Physical specifications
Sophia stands approximately 167 cm (5 feet 6 inches) tall. Its upper body features expressive arms and hands that allow it to gesture during conversations. For much of its public life, Sophia's lower body consisted of a wheeled base that allowed smooth movement in event settings. In January 2018, Sophia was upgraded with functional walking legs developed in partnership with Rainbow Robotics, using technology from the DRC-HUBO platform that won the DARPA Robotics Challenge in 2015 [6]. The legs were customized for Sophia's height and mass, and the walking system was controlled by a modified version of the PODO software originally designed for DRC-HUBO. With legs, Sophia could walk at speeds up to approximately 0.6 miles per hour [6].
Sophia's head is typically displayed without a covering on the back, exposing the internal mechanical components.
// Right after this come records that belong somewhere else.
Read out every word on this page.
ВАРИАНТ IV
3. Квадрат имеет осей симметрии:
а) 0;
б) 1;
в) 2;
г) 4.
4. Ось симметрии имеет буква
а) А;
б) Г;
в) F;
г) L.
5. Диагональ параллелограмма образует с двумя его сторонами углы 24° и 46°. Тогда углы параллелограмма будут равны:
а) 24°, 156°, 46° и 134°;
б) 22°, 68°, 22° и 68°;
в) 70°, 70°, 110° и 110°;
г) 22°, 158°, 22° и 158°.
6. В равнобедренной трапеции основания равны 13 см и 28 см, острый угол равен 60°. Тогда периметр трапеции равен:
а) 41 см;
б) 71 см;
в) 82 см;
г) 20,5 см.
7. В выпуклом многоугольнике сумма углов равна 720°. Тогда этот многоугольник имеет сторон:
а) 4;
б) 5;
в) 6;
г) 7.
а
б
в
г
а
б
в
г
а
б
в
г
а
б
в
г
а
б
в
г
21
This design choice was intentional, allowing observers to see the engineering behind the expressions and reinforcing Sophia's identity as a robot rather than attempting to pass as fully human.
How does Sophia work? (Technical architecture)
Sophia's AI system is a hybrid architecture that combines multiple components, blending pre-scripted responses with machine learning and generative conversation [1][16].
Software components
As of 2018, Sophia's software architecture includes three primary layers:
| Component | Function | Details |
|---|---|---|
| Scripting software | Pre-written dialogue | Decision-tree-based responses for predictable interactions at events and interviews |
| Chat system | Conversational AI | Natural language processing pipeline for open-ended dialogue |
| OpenCog | General reasoning | Open-source AI framework for artificial general intelligence research, developed primarily by Ben Goertzel |
Approximately 70% of Sophia's software is open source, including components of the OpenCog AI framework [2]. The dialogue system generates responses through a combination of decision trees (for structured, on-topic replies during public appearances) and real-time AI-generated conversation. More recently, Hanson Robotics has experimented with integrating large language models to improve conversational depth, though scripted responses continue to be used for public appearances.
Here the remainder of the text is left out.